Considering that you spend most of your time at work, it makes sense that at some point, you’ll probably want to go out with someone that you met there and have gotten to know quite a bit. Still, the idea of asking out a coworker is still pretty terrifying. You don’t want to be too pushy, make things awkward at work, or come off as a creep, but you can’t shake off that giant crush you have on the guy who sits a few inches away from you. Here’s how to ask a guy out when you work together.
- Take a good look at the situation. Some companies have a strict policy against employees dating one another, so you need to check to see what the rules are in your workplace. The last thing you want is to put your career and his in jeopardy, so make sure you won’t be doing something wrong by asking him out. Is he your subordinate or superior? An unequal work status can potentially create problems for both of you. Consider how your office culture would be affected if people come to know you’re dating. If you date and break up, how awkward will things be?

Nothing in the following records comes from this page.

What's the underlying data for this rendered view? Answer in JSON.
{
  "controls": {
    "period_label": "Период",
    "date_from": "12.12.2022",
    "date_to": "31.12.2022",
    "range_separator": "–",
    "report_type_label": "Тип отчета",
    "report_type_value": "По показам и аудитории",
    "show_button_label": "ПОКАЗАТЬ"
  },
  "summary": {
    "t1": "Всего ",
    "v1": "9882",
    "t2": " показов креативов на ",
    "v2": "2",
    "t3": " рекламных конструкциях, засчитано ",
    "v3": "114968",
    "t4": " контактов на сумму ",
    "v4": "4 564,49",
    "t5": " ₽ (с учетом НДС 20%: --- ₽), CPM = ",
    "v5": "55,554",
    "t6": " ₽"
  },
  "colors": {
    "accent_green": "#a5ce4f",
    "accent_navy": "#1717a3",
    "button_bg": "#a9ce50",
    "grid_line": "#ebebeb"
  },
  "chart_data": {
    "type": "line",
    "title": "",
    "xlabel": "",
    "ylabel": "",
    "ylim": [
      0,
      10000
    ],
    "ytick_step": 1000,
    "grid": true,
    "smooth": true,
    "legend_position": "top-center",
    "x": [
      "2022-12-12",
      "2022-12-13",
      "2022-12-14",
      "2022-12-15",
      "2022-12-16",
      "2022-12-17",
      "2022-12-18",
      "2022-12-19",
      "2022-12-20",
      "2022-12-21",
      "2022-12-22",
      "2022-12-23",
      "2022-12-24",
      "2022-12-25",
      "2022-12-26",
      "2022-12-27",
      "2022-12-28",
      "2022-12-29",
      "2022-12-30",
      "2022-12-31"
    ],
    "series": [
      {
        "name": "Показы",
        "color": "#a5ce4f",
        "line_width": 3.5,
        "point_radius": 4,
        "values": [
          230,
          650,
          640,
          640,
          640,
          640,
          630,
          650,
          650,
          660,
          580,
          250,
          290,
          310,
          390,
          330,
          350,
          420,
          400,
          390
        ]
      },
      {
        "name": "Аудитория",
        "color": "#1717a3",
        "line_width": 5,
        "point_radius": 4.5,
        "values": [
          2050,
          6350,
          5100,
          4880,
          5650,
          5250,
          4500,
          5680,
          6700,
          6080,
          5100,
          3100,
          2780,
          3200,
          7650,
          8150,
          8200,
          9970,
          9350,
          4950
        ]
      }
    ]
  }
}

- Try establishing some sort of friendship first. Don’t just surprise a guy you’ve never had any interaction with by asking him out on a date. He’s probably going to think you’re crazy and might not be open to the idea. Build a foundation by being friends with him. Find out whether you have anything in common besides mutual dislike for your manager or company. Learn things about him on neutral grounds and figure out if your personalities are compatible. If he seems genuinely excited or genuinely interested in your interactions, you can start building up the courage to ask him out.
- Be polite and considerate when asking him. There’s a thin line between asking a coworker out on a date and harassing them, and that line is your approach. You want to ask him out in a way that doesn’t make him feel uncomfortable. Avoid making sexual innuendos of any kind or behaving inappropriately. Don’t corner him or come on too strong. It’s better to approach him outside of work or in a communal setting like the lunch area. To reduce the tension, pressure, and awkwardness, don’t do it in the presence of other coworkers.
- Act like yourself. If you’ve worked with this guy for a while, he probably knows how you usually are, so now is not the right time to practice that new accent or completely reinvent yourself. It’s okay to be nervous, but try to keep it in check so you don’t scare him off. Stay calm and behave like you normally would and be respectful of boundaries at all times.
- Be direct, but leave an easy way out. If you’re vague when asking him out, he might misconstrue your intentions, or think you’re not serious, or that you’re just asking for a platonic hangout. You can ask what he’s doing this weekend. Then follow it with “I’d like to go to dinner with you, would you be interested?” This way he’ll know you’re asking him on a date, but he won’t feel pressured.
- Pick a low commitment activity that’s safe for both of you. Asking him to be your plus one to a wedding or buying tickets to a concert in another town would be classified as coming on too strong. There’ll be plenty of time for intense dates. Keep the first date light and breezy. Go with something simple like coffee, drinks, dinner, or lunch. Movies are okay, but they prevent you from actually talking and getting to know each other.
- Be open to compromise. He may not say yes right away because he’s actually got plans or doesn’t like the restaurant or date activity you suggested. If that’s the case, he may make a new suggestion for a different time or place. He might even want to take some time to think about it before agreeing to go on a date with you.
- Know when to back off. Don’t lose your cool if he declines to go on date with you. Just smile and say something polite to smooth over the situation like “No problem. Have a good weekend”. This is not a deal you’re trying to close, so don’t be pushy or keep asking him out until he agrees. If he says no, respect that and try not to take it personally. It could be that he has a strong personal policy against dating coworkers. Don’t hold a grudge. Don’t look for ways to get back at him. Just let it go. Not every crush is meant to be.